Une semaine rallongée et des journées remodelées
Les citoyens réunis pour cette convention ont commencé leur travail en observant un constat simple. La France fait figure d’exception au sein de l’OCDE puisqu’une partie des élèves du primaire ne suit pas cinq jours de classe par semaine. Dans de nombreuses communes, le mercredi après-midi reste libéré et certains enfants n’ont cours que quatre jours. Face à cette singularité, la convention préconise un retour strict à cinq jours pleins, du lundi au vendredi, des écoles élémentaires jusqu’aux lycées. Pour ses membres, une semaine scolaire alignée sur celle des autres pays faciliterait l’organisation et offrirait un meilleur équilibre entre apprentissages, repos et activités périscolaires. Cette refonte ne s’arrêterait pas à la structure hebdomadaire. Les cours, notamment dans le secondaire, seraient compressés en formats de quarante-cinq minutes au lieu des séances d’une heure qui rythment aujourd’hui les collèges et les lycées. Le matin serait réservé aux matières théoriques, celles qui demandent la plus forte concentration. L’après-midi, moins propice aux efforts cognitifs selon les spécialistes cités, serait dédiée à des apprentissages jugés utiles à la vie quotidienne comme le bricolage, la couture ou des ateliers pratiques destinés à préparer les adolescents aux gestes du quotidien. Cette réorganisation, si elle était appliquée, bousculerait profondément les habitudes pédagogiques des établissements.

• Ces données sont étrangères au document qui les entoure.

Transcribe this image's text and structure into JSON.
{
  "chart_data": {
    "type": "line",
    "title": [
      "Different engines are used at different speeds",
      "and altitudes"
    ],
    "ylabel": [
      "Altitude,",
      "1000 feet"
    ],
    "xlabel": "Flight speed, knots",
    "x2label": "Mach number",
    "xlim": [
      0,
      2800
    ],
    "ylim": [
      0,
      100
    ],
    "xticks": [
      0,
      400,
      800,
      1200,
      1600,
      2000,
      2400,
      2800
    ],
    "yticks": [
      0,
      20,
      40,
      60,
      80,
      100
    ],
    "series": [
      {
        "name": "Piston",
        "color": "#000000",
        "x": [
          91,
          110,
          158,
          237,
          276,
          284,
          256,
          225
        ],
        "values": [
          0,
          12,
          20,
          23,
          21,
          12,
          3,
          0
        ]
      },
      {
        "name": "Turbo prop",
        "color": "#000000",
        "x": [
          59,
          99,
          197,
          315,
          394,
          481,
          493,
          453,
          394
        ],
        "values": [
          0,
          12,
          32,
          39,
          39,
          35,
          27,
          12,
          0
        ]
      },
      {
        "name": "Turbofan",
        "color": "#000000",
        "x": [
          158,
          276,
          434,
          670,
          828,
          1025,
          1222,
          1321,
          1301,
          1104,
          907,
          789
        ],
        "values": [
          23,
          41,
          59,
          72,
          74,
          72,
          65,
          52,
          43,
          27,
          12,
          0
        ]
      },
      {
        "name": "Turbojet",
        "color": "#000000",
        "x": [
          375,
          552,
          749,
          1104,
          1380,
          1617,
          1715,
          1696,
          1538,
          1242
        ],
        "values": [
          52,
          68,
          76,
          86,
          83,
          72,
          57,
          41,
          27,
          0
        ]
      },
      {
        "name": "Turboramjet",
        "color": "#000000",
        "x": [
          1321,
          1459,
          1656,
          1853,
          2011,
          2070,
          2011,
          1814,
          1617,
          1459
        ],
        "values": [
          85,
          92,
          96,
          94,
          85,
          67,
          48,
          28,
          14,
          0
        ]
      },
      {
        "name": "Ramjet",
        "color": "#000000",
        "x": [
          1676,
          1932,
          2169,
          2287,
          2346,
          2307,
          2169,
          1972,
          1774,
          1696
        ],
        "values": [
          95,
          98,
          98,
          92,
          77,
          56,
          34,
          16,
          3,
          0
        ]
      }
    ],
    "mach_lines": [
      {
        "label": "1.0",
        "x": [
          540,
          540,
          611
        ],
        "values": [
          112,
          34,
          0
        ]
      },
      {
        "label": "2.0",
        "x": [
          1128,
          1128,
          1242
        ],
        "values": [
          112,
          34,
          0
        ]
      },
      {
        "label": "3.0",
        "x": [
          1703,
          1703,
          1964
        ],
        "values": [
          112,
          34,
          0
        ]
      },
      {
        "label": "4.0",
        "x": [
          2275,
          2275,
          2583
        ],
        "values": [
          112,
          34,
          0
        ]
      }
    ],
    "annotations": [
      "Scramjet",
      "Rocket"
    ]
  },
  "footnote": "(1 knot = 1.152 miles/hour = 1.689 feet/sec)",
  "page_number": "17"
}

La question de l’heure de début des cours occupe une place centrale dans le rapport. Les spécialistes de la chronobiologie sollicités par la convention ont rappelé que l’entrée en classe avant neuf heures ne correspondait pas aux rythmes biologiques des adolescents. Le rapport recommande donc une généralisation du début des cours à neuf heures pour tous les collèges et lycées. La fin de la journée à quinze heures trente ferait ensuite place à un temps réservé aux activités culturelles ou sportives. Ce modèle suppose toutefois une profonde adaptation des transports scolaires, des plannings familiaux et des horaires de travail, autant d’éléments qui dépassent largement le seul cadre du ministère de l’Éducation. Les vacances scolaires n’échappent pas non plus à la refonte proposée. Le système actuel de trois zones serait réduit à deux pour les congés d’hiver et de printemps. Selon les membres de la convention, cette répartition éviterait à certains élèves des périodes de cours trop longues entre Pâques et l’été, tout en empêchant d’autres d’enchaîner des congés trop rapprochés entre Noël et février. La durée globale des vacances resterait inchangée, même si elle dépasse de deux semaines la moyenne de l’OCDE. Au terme de cinq mois de travail, les propositions devront maintenant franchir l’étape politique. Comme pour les précédentes conventions citoyennes, le gouvernement reste libre d’en retenir tout ou partie.
Mais chacune de ces mesures, si elle était adoptée, entraînerait d’importantes répercussions dans les familles et dans l’organisation des établissements. Entre les ajustements de planning, les transports à repenser et les activités périscolaires à réorganiser, le débat ne fait que commencer.